What hospitals can do
Larger policy changes are undoubtedly needed to close racial health gaps, but there are still many things hospitals can do on an individual level to improve inclusivity and reduce disparities.
“Hospitals can’t change the past, we can’t change the present, but we can influence the future. We have to be intentional.”Dr. Selwyn Rogers
One way to tackle upstream health outcomes is through equitable hiring decisions and investing more into communities of color. Income is one of the key social drivers of health and hospitals are often some of the largest employers in their community; the decisions hospitals make about who to hire, who they promote, and how they procure resources can have a large impact in financial security of their communities. BMC offers financial coaching to patients as one way to improve financial security as well, said Mendez-Escobar. “If you’re the economic engine, buy local,” Rogers added.

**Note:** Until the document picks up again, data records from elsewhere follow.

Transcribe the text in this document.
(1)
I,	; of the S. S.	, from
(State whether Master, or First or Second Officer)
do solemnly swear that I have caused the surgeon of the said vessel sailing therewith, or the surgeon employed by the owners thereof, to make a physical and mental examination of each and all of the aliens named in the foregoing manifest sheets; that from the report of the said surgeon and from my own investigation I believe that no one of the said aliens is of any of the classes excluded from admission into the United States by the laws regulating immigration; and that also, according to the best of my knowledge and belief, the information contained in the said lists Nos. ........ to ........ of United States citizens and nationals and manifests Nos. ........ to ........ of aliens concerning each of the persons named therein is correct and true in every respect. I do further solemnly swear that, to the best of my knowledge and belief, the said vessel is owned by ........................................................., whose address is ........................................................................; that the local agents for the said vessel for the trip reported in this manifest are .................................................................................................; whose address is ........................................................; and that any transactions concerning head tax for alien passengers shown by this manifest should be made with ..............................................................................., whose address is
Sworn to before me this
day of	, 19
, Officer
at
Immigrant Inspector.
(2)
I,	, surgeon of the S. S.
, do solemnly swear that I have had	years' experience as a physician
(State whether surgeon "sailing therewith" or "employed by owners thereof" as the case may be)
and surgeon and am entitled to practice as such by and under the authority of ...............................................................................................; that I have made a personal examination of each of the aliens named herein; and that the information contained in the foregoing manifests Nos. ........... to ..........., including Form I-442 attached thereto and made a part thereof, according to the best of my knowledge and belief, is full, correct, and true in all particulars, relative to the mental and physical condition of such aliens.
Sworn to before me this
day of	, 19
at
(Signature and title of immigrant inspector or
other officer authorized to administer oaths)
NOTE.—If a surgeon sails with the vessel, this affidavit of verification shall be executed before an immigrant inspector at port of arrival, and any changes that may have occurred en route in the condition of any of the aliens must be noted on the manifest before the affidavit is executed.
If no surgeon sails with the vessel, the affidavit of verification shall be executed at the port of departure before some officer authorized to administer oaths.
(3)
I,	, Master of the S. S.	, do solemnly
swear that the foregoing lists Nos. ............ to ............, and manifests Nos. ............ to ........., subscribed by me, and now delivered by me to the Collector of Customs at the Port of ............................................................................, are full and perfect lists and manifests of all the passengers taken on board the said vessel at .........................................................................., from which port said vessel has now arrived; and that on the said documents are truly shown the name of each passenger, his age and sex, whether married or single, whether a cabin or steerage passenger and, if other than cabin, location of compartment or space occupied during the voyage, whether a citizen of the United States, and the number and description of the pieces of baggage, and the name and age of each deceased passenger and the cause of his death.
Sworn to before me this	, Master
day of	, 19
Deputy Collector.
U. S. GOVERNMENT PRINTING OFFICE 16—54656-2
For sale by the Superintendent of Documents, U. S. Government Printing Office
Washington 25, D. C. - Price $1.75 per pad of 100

To make a difference in health disparities, hospitals have to see equity as a quality issue, panelists said. That means tracking outcomes metrics across racial, ethnic, and socioeconomic groups, identifying disparities, and evaluating the impact of interventions. For example, at BMC there was a large racial disparity in how long it took patients to undergo a cesarean section after they had decided to have the surgery. A longer time before surgery creates more opportunity for complications. By standardizing a goal of 60 minutes or less for all patients, outcomes improved for patients of all races, but especially helped Black patients.
“This is not rocket science. This is really about centering the communities that your hospital has a mission to serve.”Dr. Uché Blackstock
Additionally, involving community members directly in hospital decision-making is key. At UChicago, they have a community action council, of about 20 representatives from the community, who provide guidance and advice to hospital leaders. Dr. Blackstock agreed that hospitals can “look more at community governance models where community members, employees, even patients are involved in helping develop health equity metrics to ensure transparency.”